Evet, Edirnekapı'dan Fatih Câmiine doğru bir insan seli onbinler halinde akıyordu.. Bu insan selini oluşturanların en azından yüzde 70-80'i, 30-35 yaşın altındaki genç insanlardan oluşuyordu ve Fevzipaşa -Akşemseddin caddelerinin kesiştiği noktadan sonrasında ilerlemek mümkün değildi. Orada, sağdan aşağıya doğru indim, Fevzi Paşa Caddesi'ne muvazi, paralel olan Sarıgüzel Caddesi üzerinden ilerlemeye çalıştım. Ama, oralarda da insanlar seccadelerini veya kartonlarını sokaklara sermişler, namaz vaktini bekliyorlardı. Bu kitlelerden bazılarının, hattâ münferiden kılınan sünnet namazından sonra, namaz bitti sanarak, seccâdelerini alıp gittikleri görülüyor, yani bu konularda ilgi ve bilgilerinin hangi seviyede olduğu anlaşılıyordu.

İskender Paşa Câmiinin yanına vardığımda, yine bütün cadde ve ara sokaklar dolu olduğundan, namazımı İtfaiye Parkı'na yakın yerdeki Dülgerzâde Câmiinde kılabildim..

Bu sahneleri şunun için anlatıyorum.. Bu yüzbinlerin büyük çoğunluğunun Mahmûd Efendi'den ve cemaatini özelliklerinden doğru-dürüst haberleri bile yoktu; belki, özel hayatlarında çok sağlıklı bir İslâmî hayat tarzı tutturamamışlardı.

O halde niçindi, bu kadar muazzam bir katılım?

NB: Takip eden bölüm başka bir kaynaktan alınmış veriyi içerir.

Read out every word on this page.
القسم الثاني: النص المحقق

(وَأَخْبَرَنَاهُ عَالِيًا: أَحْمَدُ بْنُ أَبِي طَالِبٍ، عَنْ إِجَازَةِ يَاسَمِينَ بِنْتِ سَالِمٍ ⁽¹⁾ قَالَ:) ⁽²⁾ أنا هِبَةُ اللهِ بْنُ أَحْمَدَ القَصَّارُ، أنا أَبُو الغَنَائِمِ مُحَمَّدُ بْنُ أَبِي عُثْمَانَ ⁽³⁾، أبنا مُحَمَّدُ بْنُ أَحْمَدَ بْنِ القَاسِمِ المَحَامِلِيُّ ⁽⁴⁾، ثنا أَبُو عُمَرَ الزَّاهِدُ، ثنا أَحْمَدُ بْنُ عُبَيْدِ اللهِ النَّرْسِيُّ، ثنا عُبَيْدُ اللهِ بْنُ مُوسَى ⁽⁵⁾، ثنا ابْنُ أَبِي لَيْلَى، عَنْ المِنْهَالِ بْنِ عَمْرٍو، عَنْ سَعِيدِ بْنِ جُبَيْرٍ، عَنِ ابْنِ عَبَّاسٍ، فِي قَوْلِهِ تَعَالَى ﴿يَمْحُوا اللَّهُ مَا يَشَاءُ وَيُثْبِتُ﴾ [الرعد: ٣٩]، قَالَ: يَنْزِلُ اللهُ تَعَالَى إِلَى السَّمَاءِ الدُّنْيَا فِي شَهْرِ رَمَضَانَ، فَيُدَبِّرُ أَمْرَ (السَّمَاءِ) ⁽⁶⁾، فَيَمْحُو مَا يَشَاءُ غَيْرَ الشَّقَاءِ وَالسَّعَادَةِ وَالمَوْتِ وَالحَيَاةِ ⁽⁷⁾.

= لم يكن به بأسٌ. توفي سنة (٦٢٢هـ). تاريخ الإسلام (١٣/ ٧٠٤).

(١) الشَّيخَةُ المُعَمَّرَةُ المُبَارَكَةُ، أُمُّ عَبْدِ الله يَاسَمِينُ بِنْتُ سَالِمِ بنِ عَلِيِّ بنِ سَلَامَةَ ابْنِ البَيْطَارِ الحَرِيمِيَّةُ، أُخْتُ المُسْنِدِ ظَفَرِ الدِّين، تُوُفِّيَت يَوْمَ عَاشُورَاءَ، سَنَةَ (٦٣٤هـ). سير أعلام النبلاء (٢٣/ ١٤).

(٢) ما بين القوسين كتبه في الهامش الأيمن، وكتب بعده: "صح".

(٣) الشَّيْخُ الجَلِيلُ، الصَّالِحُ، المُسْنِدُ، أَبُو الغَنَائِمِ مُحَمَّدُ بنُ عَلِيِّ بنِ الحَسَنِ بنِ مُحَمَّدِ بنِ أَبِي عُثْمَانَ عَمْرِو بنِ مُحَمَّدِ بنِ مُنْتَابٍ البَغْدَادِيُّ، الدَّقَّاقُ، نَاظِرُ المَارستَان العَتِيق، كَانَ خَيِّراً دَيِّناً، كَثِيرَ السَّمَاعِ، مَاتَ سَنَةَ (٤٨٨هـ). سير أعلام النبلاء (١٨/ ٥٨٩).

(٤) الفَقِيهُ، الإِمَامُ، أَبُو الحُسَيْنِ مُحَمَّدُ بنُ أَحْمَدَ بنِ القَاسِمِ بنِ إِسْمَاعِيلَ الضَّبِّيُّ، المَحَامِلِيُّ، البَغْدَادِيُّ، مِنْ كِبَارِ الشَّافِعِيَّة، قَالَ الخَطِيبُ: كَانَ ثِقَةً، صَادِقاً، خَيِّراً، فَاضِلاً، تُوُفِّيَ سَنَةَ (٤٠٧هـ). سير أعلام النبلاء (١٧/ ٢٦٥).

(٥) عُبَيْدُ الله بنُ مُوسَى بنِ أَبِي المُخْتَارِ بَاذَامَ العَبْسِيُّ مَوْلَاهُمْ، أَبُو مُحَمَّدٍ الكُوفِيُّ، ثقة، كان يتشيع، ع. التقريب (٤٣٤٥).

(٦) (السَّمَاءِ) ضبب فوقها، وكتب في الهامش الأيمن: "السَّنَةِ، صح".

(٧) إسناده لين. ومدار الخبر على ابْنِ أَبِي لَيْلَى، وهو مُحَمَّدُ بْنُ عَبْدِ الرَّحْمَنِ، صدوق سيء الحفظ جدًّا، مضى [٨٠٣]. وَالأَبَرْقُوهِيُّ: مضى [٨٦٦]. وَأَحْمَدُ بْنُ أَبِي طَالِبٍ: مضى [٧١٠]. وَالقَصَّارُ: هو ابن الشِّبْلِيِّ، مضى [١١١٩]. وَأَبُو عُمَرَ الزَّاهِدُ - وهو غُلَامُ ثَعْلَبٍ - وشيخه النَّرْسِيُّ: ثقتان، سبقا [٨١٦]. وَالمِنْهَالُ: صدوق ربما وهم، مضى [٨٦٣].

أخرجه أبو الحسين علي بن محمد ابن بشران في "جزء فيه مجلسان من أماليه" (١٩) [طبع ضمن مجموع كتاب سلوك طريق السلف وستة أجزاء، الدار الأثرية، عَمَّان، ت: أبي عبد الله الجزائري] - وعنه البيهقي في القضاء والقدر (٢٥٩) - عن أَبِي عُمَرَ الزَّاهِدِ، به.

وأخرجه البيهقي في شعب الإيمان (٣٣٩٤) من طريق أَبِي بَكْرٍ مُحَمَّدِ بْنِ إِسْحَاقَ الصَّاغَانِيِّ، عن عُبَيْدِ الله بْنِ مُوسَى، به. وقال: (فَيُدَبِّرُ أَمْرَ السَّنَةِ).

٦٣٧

Denilebilir ki, onlar, kendilerinin noksanlıklarına rağmen, nihaî tercih ve bağlılıklarının İslâm olduğunu göstermiş oluyorlardı.

Bu durumun iyi tahlil edilmesi gerekir..

Özellikle yeni nesiller, her şeye rağmen, kimlik aidiyetlerinin özünün İslâm olduğunu ortaya koyuyorlardı. Yaşlı olanlar ise, ayrıca, laik rejim tarafından onyıllar boyu baskı altında tutulmak istenen cemaat önderlerinin yanında olduklarını yansıtıyorlardı.

Evet, 100 yıldır, laik-materyalist bir yaşayış tarzının hâkim kılınmasına rağmen, yeni nesiller manevî bir açlık ve boşluk içinde oluşlarını gidermek için, Câmilere, İslâmî merkezlere yöneliyorlar, hayatlarını sürdürebilmek için, 'ruh aküleri'ni İslâmî atmosferin hâkim olduğunu düşündükleri bu gibi çevrelerden doldurmaya çalışıyorlar.

*

Evet, İslâm, halkımızın zayıf bırakılmış nesilleri arasında bile, hâlâ, en güçlü bir sığınak, bir liman durumundadır ve laik-materyalist eğilimlilerin 100 yıllık tahakkümlerine rağmen, toplum kesimleri adetâ fıtrî bir aksülamelle, tepkiyle kendi yerlerinin neresi olduğunu ortaya koymaya çalışıyorlar.

Gönül ister ki, laik ve materyalist çevreler, sosyal hayattaki görünür tahakkümlerine karşı müslüman halkımızın derûnundan yükselen bu tepkiden, bir hüsran duygusuyla, 'üzerlerine bir-kaç tank gönderilse onlar nasıl dağılırlar ..' diye düşünen bütün darbeci odakların ve ünlü kalemşörlerinden zihinlerinde kalan temelsiz duygularla karamsarlığını sürdürmek yerine, -Yahyâ Kemâl'in deyimiyle'anne millet'e dönüşün yollarını, çarelerini düşünsünler.